The fresh spike threatens to overwhelm hospitals, health officials warned, while the government imposed fresh curbs to limit the spread of the virus, including on restaurants, bars and sports facilities.

“There is no reason to give up the idea of a recovery just because the health difficulties have re-emerged,” Finance Minister Bruno Le Maire told a news conference.

The spending boost is to help the French economy to rebound strongly next year, by eight percent according to the budget, after crashing by an expected 10 percent this year, Le Maire said.

“We are implementing this recovery fund so it can be used up quickly and have the greatest possible impact on growth,” he said.

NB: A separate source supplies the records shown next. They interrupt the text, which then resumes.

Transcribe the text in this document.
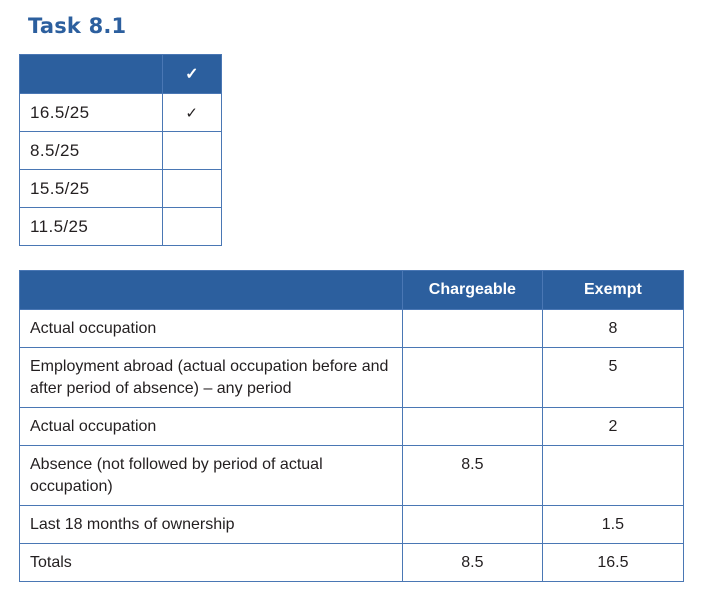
Task 8.1
	✓
16.5/25	✓
8.5/25	
15.5/25	
11.5/25	
	Chargeable	Exempt
Actual occupation		8
Employment abroad (actual occupation before and after period of absence) – any period		5
Actual occupation		2
Absence (not followed by period of actual occupation)	8.5	
Last 18 months of ownership		1.5
Totals	8.5	16.5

But the growth forecast immediately drew criticism from France's high council for public finance, a state body charged with making sure that government budgetary assumptions are realistic.

The growth target was “pro-active”, given the “great uncertainties” weighing on the economic outlook because of the coronavirus, the council said.

It also called on the government to be mindful of public debt which has ballooned since the start of the crisis.

France's annual deficit is estimated at 10.2 percent of GDP this year, and is to come in at 6.7 percent in 2021, the government said.

This compares with a permitted ceiling of three percent for eurozone countries, which the EU has however lifted temporarily as governments grapple with the crisis.

The government has promised that it will not raise taxes to pay for the recovery.